L’uscita de Il Trono di Târgoviște: La Stirpe della Luna Rossa segna un momento di svolta nel panorama editoriale, presentando un’opera che trascende i confini del Dark Fantasy per ergersi a vero e proprio trattato filosofico applicato. L’autore, Dorian Yorak Vânător (nome d’arte), è una figura unica: un Professore Emerito di Storia della Filosofia, italiano di Padova, riconosciuto nel mondo letterario come “L’Autorità nell’Oscurità”. Il punto di forza e l’unicità di Vânător risiedono nella sua straordinaria capacità di fondere il rigore intellettuale del mondo accademico con la potenza evocativa della narrativa di genere. Per oltre un decennio, Vânător si è affermato come un maestro della narrazione complessa, non limitandosi a costruire scenari fantastici, ma documentandoli con una meticolosa distillazione di archetipi storici e dinamiche sociali.

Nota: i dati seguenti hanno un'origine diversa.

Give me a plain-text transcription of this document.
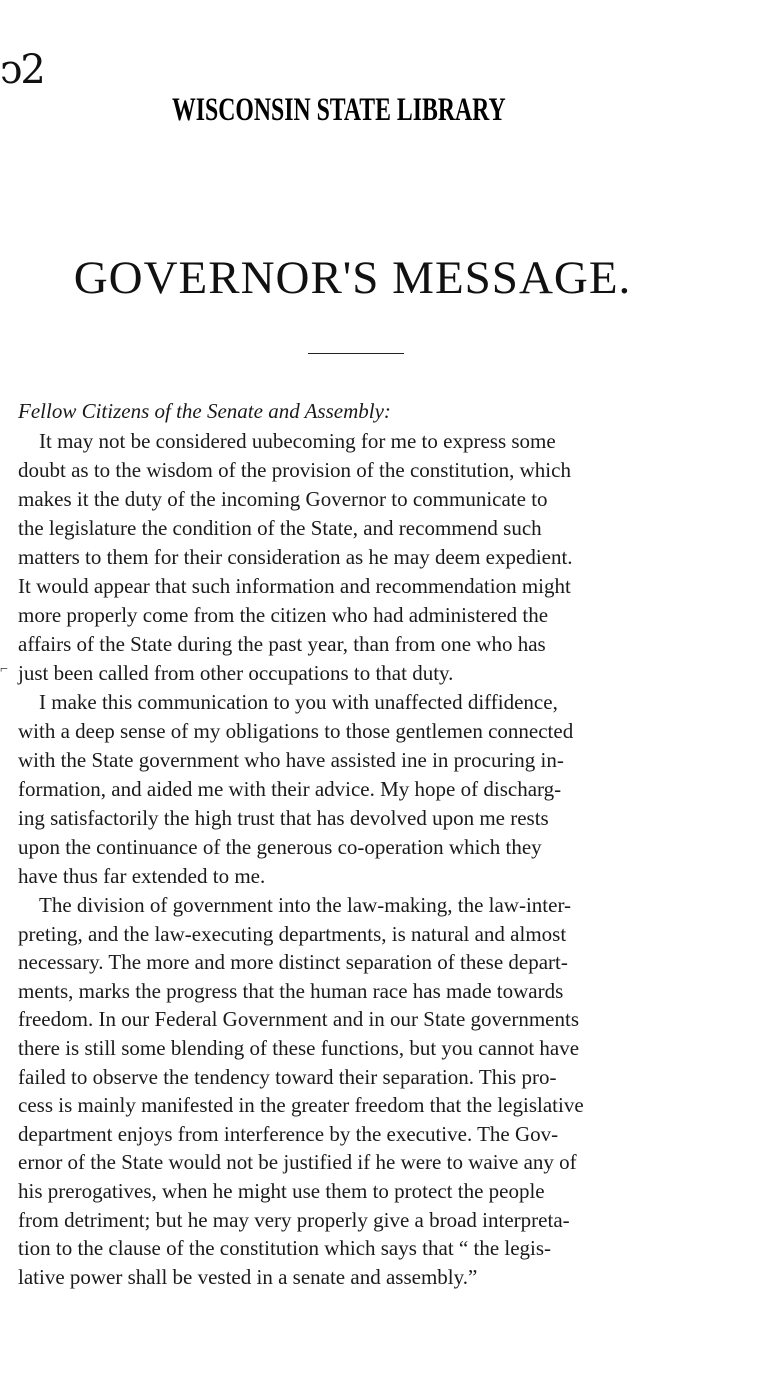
ↄ2
WISCONSIN STATE LIBRARY
GOVERNOR'S MESSAGE.
Fellow Citizens of the Senate and Assembly:
⌐
 It may not be considered uubecoming for me to express some
doubt as to the wisdom of the provision of the constitution, which
makes it the duty of the incoming Governor to communicate to
the legislature the condition of the State, and recommend such
matters to them for their consideration as he may deem expedient.
It would appear that such information and recommendation might
more properly come from the citizen who had administered the
affairs of the State during the past year, than from one who has
just been called from other occupations to that duty.
 I make this communication to you with unaffected diffidence,
with a deep sense of my obligations to those gentlemen connected
with the State government who have assisted ine in procuring in-
formation, and aided me with their advice. My hope of discharg-
ing satisfactorily the high trust that has devolved upon me rests
upon the continuance of the generous co-operation which they
have thus far extended to me.
 The division of government into the law-making, the law-inter-
preting, and the law-executing departments, is natural and almost
necessary. The more and more distinct separation of these depart-
ments, marks the progress that the human race has made towards
freedom. In our Federal Government and in our State governments
there is still some blending of these functions, but you cannot have
failed to observe the tendency toward their separation. This pro-
cess is mainly manifested in the greater freedom that the legislative
department enjoys from interference by the executive. The Gov-
ernor of the State would not be justified if he were to waive any of
his prerogatives, when he might use them to protect the people
from detriment; but he may very properly give a broad interpreta-
tion to the clause of the constitution which says that “ the legis-
lative power shall be vested in a senate and assembly.”
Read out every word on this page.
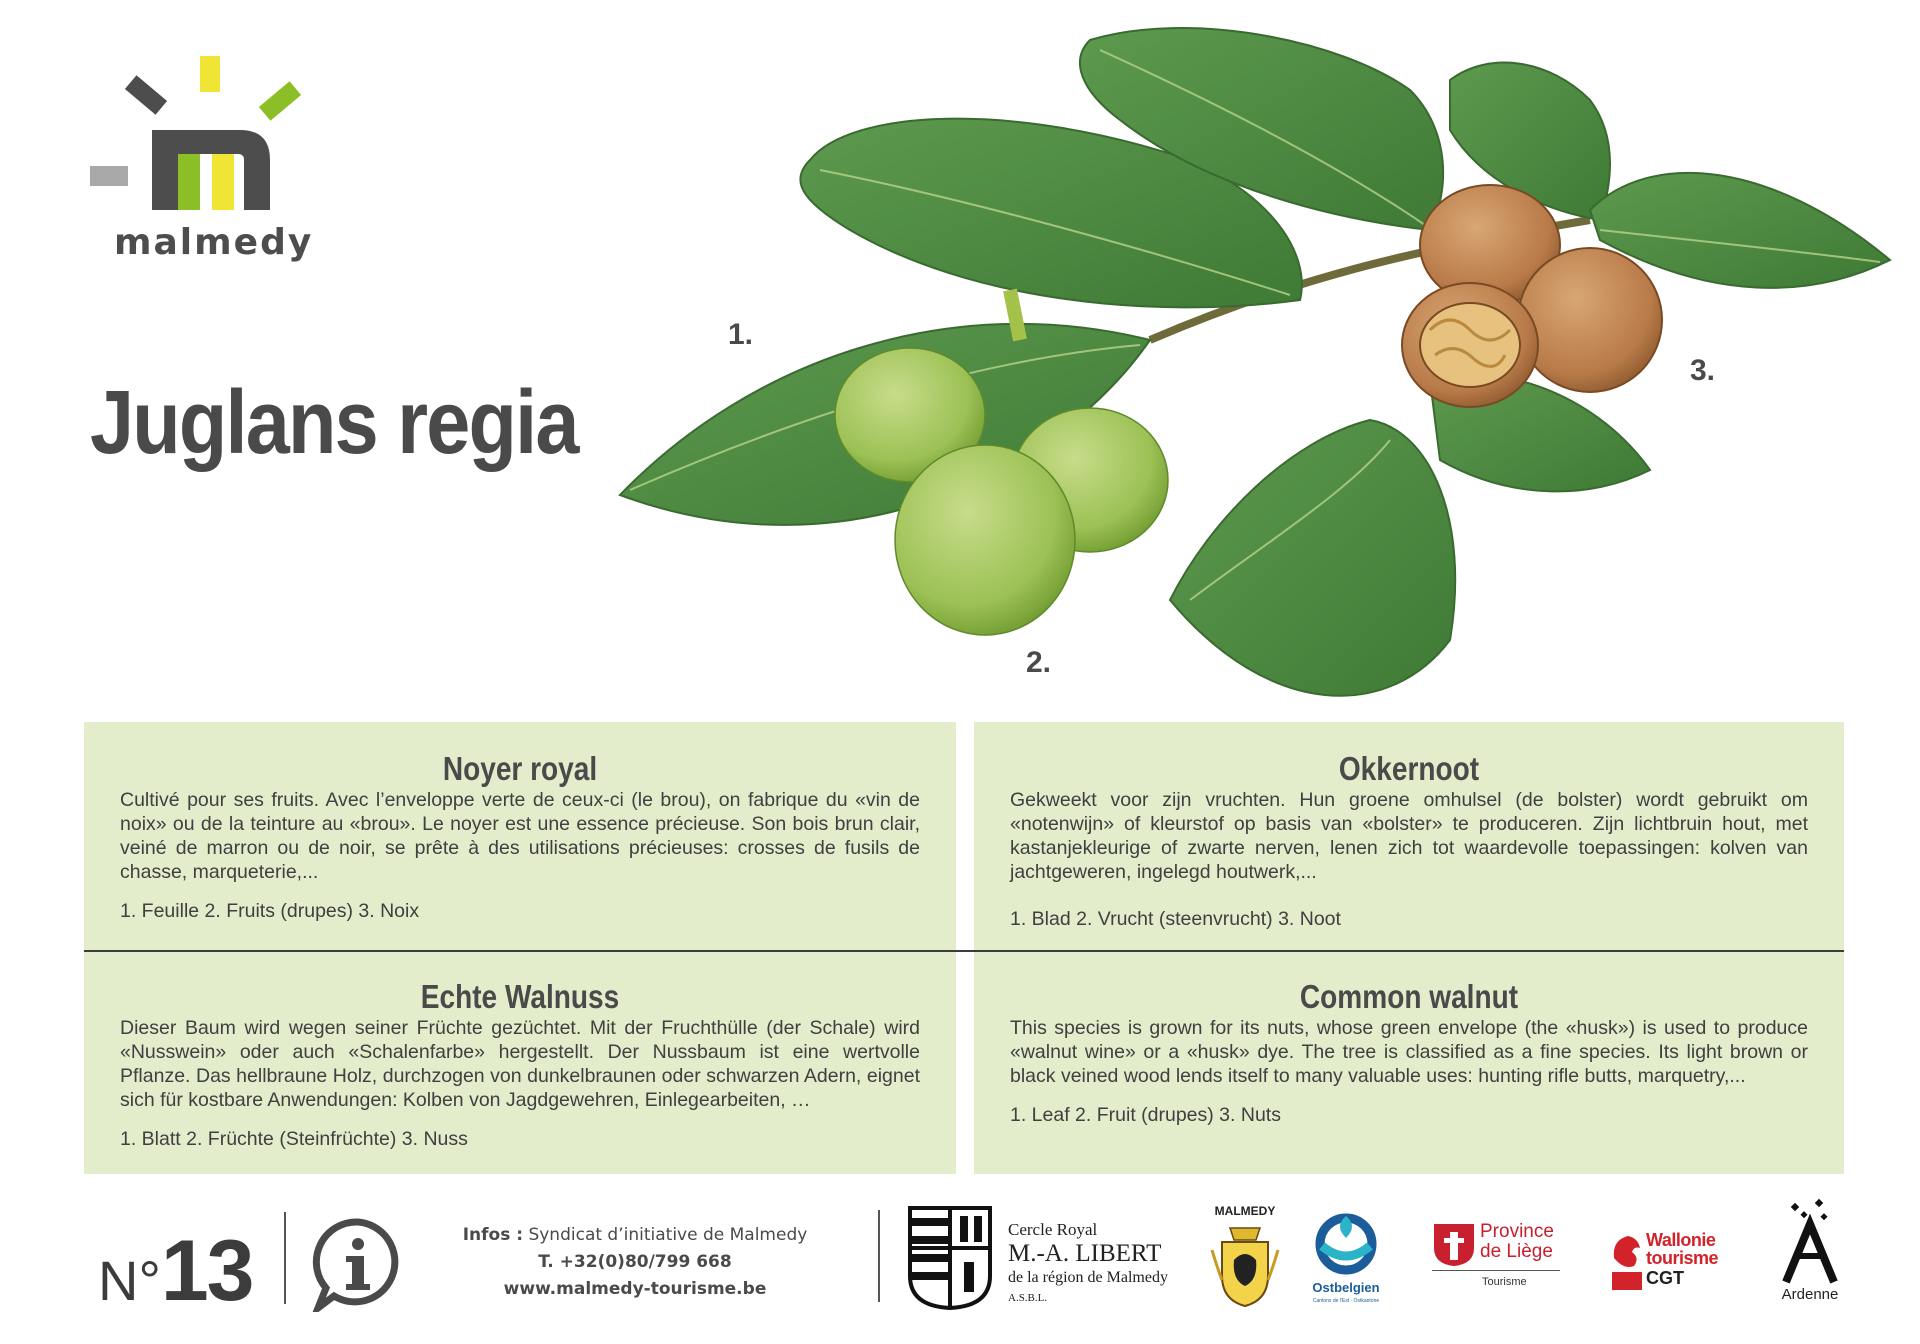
malmedy
Juglans regia
1.
2.
3.
Noyer royal

Cultivé pour ses fruits. Avec l’enveloppe verte de ceux-ci (le brou), on fabrique du «vin de noix» ou de la teinture au «brou». Le noyer est une essence précieuse. Son bois brun clair, veiné de marron ou de noir, se prête à des utilisations précieuses: crosses de fusils de chasse, marqueterie,...

1. Feuille 2. Fruits (drupes) 3. Noix
Okkernoot

Gekweekt voor zijn vruchten. Hun groene omhulsel (de bolster) wordt gebruikt om «notenwijn» of kleurstof op basis van «bolster» te produceren. Zijn lichtbruin hout, met kastanjekleurige of zwarte nerven, lenen zich tot waardevolle toepassingen: kolven van jachtgeweren, ingelegd houtwerk,...

1. Blad 2. Vrucht (steenvrucht) 3. Noot
Echte Walnuss

Dieser Baum wird wegen seiner Früchte gezüchtet. Mit der Fruchthülle (der Schale) wird «Nusswein» oder auch «Schalenfarbe» hergestellt. Der Nussbaum ist eine wertvolle Pflanze. Das hellbraune Holz, durchzogen von dunkelbraunen oder schwarzen Adern, eignet sich für kostbare Anwendungen: Kolben von Jagdgewehren, Einlegearbeiten, …

1. Blatt 2. Früchte (Steinfrüchte) 3. Nuss
Common walnut

This species is grown for its nuts, whose green envelope (the «husk») is used to produce «walnut wine» or a «husk» dye. The tree is classified as a fine species. Its light brown or black veined wood lends itself to many valuable uses: hunting rifle butts, marquetry,...

1. Leaf 2. Fruit (drupes) 3. Nuts
N°13	Infos : Syndicat d’initiative de Malmedy
T. +32(0)80/799 668
www.malmedy-tourisme.be
Cercle Royal
M.-A. LIBERT
de la région de Malmedy
A.S.B.L.
MALMEDY
Ostbelgien
Cantons de l'Est · Ostkantone
Province
de Liège
Tourisme
Wallonie
tourisme
CGT
Ardenne
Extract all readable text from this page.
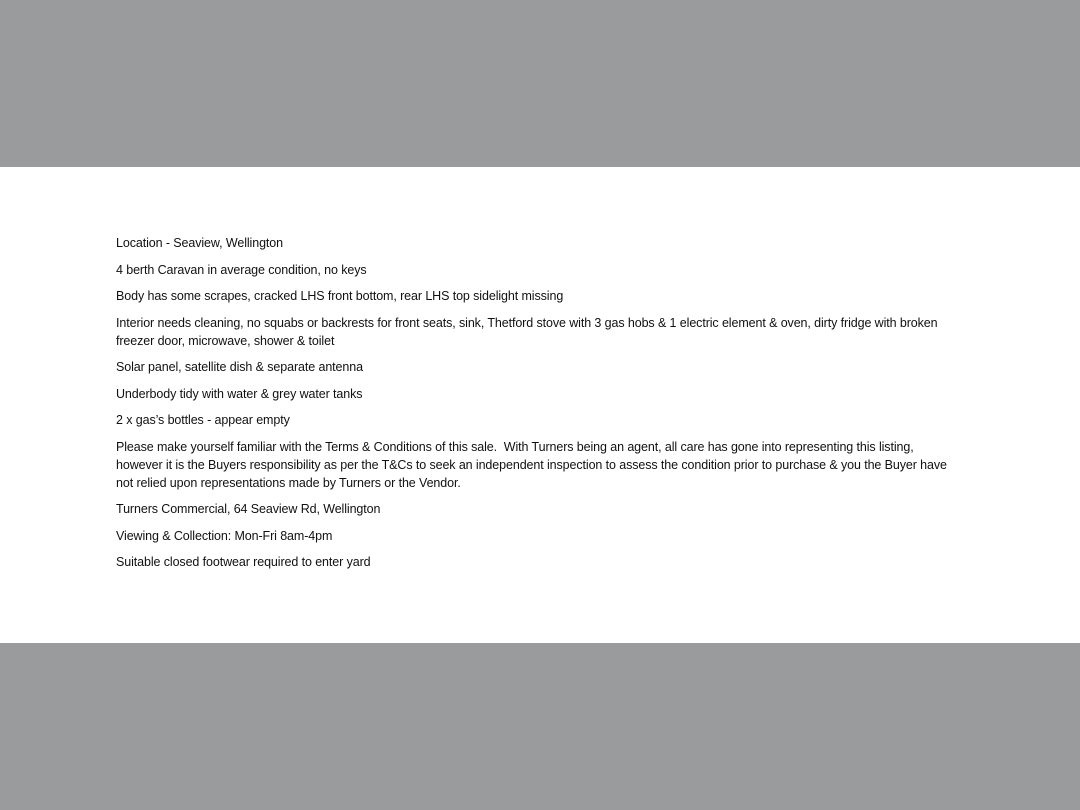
Location - Seaview, Wellington

4 berth Caravan in average condition, no keys

Body has some scrapes, cracked LHS front bottom, rear LHS top sidelight missing

Interior needs cleaning, no squabs or backrests for front seats, sink, Thetford stove with 3 gas hobs & 1 electric element & oven, dirty fridge with broken freezer door, microwave, shower & toilet

Solar panel, satellite dish & separate antenna

Underbody tidy with water & grey water tanks

2 x gas’s bottles - appear empty

Please make yourself familiar with the Terms & Conditions of this sale.  With Turners being an agent, all care has gone into representing this listing, however it is the Buyers responsibility as per the T&Cs to seek an independent inspection to assess the condition prior to purchase & you the Buyer have not relied upon representations made by Turners or the Vendor.

Turners Commercial, 64 Seaview Rd, Wellington

Viewing & Collection: Mon-Fri 8am-4pm

Suitable closed footwear required to enter yard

Il Trono di Târgoviște: La Stirpe della Luna Rossa è un imponente affresco ambientato nella Valacchia gotica (oggi parte della Romania), un teatro storico e mitologico dove la mitologia vampirica si intreccia indissolubilmente con la politica medievale e il destino umano, il tutto sotto l’ombra incombente dell’Impero Ottomano. L’ambientazione non è casuale, ma un preciso ancoraggio alla realtà storica. Il messaggio centrale dell’opera è catturato dal suo motto in latino, un tema ricorrente e ineluttabile nell’intera narrazione:
SANGUIS NOSTRUM, FATI NOSTRI (Il Nostro Sangue, I Nostri Destini)
Il romanzo è un’indagine profonda sul peso inesorabile dell’eredità e sulla tirannia del destino e del fato ineluttabile. Il Trono di Târgoviște, co-scritto con Iscyal J. Eledhween Ventrue, non è un semplice romanzo d’evasione. È un’opera che eleva il genere a veicolo potente per l’analisi storica, sociale e filosofica, guadagnandosi la reputazione di “testo di culto” per gli appassionati. L’oscurità nelle pagine di Vânător è sempre rigorosamente documentata.
L’invito al lettore è a varcare la soglia di quest’oscurità non solo con coraggio, ma anche con la conoscenza e l’acutezza critica necessarie per comprendere il trattato filosofico che si cela dietro la saga di Dark Fantasy.